This Article is From Dec 23, 2022

Study Tracks 155 New Genes, Claims Humans Are Still Evolving

The scientists found that some of the newly-discovered genes can be tracked all the way back to the earliest days of mammals.

Study Tracks 155 New Genes, Claims Humans Are Still Evolving

Humans left the chimpanzee lineage seven million years ago.

Are humans still evolving? Seven million years after we left the chimpanzee lineage, a study found 155 new genes in humans, suggesting that we are still evolving. The study has been conducted by researchers from Alexander Fleming Biomedical Sciences Research Centre (BSRC Fleming) in Greece and Trinity College in Dublin, Ireland. They said that the newly-discovered genes emerged from small, non-coding section of the DNA. According to Science Alert, these genes appear to play crucial role inhuman biology, making the discovery extremely important.

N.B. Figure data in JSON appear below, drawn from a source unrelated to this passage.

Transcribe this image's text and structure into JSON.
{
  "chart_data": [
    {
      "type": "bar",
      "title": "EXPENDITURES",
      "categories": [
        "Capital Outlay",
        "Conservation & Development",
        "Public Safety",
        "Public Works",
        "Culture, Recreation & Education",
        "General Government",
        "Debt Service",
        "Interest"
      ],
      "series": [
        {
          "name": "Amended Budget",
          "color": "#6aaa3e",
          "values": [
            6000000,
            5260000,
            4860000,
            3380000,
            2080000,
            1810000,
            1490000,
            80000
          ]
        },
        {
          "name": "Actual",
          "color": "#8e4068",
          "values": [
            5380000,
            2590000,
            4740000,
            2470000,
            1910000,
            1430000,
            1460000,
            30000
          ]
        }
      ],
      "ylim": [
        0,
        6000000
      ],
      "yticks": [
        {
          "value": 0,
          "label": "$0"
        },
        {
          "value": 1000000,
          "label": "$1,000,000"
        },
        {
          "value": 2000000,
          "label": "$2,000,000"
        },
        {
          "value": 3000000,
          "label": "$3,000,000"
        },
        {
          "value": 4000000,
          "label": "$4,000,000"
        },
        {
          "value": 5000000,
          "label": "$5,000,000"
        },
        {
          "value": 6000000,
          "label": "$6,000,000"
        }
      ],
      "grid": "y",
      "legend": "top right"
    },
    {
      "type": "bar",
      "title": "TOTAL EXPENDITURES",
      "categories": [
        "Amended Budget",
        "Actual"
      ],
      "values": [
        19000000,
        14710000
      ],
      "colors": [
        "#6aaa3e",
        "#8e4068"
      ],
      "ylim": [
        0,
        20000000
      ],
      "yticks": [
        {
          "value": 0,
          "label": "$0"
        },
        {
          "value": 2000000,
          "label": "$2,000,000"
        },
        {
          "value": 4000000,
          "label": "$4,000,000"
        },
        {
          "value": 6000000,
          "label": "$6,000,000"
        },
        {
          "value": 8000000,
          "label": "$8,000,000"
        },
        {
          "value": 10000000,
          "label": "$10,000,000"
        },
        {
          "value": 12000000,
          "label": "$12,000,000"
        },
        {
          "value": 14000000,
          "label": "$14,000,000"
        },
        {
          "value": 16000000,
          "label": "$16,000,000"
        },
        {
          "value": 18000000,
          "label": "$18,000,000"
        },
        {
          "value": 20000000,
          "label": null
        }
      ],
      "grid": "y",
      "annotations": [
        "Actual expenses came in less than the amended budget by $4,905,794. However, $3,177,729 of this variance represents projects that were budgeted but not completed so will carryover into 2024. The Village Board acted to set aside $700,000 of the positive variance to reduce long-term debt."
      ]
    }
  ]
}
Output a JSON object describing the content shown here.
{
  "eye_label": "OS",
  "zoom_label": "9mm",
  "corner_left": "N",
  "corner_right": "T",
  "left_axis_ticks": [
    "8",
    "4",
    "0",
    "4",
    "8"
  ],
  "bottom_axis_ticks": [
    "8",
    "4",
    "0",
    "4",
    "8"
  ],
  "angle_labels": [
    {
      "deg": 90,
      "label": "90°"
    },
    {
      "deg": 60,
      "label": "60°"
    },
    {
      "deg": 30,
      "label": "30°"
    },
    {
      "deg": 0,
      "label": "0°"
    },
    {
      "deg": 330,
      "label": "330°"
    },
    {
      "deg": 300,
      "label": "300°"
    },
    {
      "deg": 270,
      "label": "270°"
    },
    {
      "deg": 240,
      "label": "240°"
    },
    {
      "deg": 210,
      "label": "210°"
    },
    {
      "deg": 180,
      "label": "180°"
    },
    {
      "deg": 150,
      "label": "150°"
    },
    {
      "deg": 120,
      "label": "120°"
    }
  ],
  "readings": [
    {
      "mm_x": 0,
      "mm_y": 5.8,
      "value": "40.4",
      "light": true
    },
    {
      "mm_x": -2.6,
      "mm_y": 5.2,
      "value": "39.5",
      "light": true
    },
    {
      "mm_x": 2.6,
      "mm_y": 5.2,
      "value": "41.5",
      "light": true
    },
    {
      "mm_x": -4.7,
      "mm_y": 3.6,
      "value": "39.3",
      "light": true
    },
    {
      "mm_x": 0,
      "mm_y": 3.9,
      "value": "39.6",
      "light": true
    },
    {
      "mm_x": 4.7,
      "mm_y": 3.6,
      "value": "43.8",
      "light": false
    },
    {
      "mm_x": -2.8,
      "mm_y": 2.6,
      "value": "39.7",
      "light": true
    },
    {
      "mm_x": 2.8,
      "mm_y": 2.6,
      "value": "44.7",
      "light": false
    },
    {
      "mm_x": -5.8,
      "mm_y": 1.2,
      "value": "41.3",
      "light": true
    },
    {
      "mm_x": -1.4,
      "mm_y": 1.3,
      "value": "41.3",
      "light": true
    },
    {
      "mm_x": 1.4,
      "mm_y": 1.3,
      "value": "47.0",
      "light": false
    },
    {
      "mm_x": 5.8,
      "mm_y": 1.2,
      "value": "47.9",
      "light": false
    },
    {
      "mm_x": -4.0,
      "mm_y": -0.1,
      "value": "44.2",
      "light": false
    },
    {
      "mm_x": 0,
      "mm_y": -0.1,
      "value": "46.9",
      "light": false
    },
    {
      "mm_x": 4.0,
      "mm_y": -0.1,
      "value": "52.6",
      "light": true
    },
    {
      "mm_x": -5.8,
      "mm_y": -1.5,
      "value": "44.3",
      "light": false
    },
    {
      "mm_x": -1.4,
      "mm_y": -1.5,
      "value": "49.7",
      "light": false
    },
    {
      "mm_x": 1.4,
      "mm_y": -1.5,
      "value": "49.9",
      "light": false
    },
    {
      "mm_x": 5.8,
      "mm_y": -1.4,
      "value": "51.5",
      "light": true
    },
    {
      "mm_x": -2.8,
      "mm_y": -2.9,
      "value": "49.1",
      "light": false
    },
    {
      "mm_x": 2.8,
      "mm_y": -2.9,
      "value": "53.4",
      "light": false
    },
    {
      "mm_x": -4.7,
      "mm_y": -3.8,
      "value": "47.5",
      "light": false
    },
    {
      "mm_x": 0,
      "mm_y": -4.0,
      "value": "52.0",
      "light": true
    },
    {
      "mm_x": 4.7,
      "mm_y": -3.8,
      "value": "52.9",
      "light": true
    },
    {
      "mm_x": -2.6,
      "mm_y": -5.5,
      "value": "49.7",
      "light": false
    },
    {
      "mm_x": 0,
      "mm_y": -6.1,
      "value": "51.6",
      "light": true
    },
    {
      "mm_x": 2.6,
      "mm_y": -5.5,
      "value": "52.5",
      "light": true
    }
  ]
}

The study has been published in the journal Cell Reports.

"This project started back in 2017 because I was interested in novel gene evolution and figuring out how these genes originate," said Nikolaos Vakirlis, a scientist at BSRC Fleming and an author of the study.

"It was put on ice for a few years, until another study got published that had some very interesting data, allowing us to get started on this work," the researcher added.

Taking the data from the previous study (published in 2020), the team behind in this new study created a genetic tree comparing humans to other vertebrate species.

The scientists found that some of the newly-discovered genes can be tracked all the way back to the earliest days of mammals, while others are more recent additions. Two of the genes identified by the study seem to have emerged since the human-chimpanzee split, the researchers found.

"We sought to identify and examine cases in the human lineage of small proteins that evolved out of previously noncoding sequences and acquired function either immediately or shortly thereafter," the team wrote in their published paper.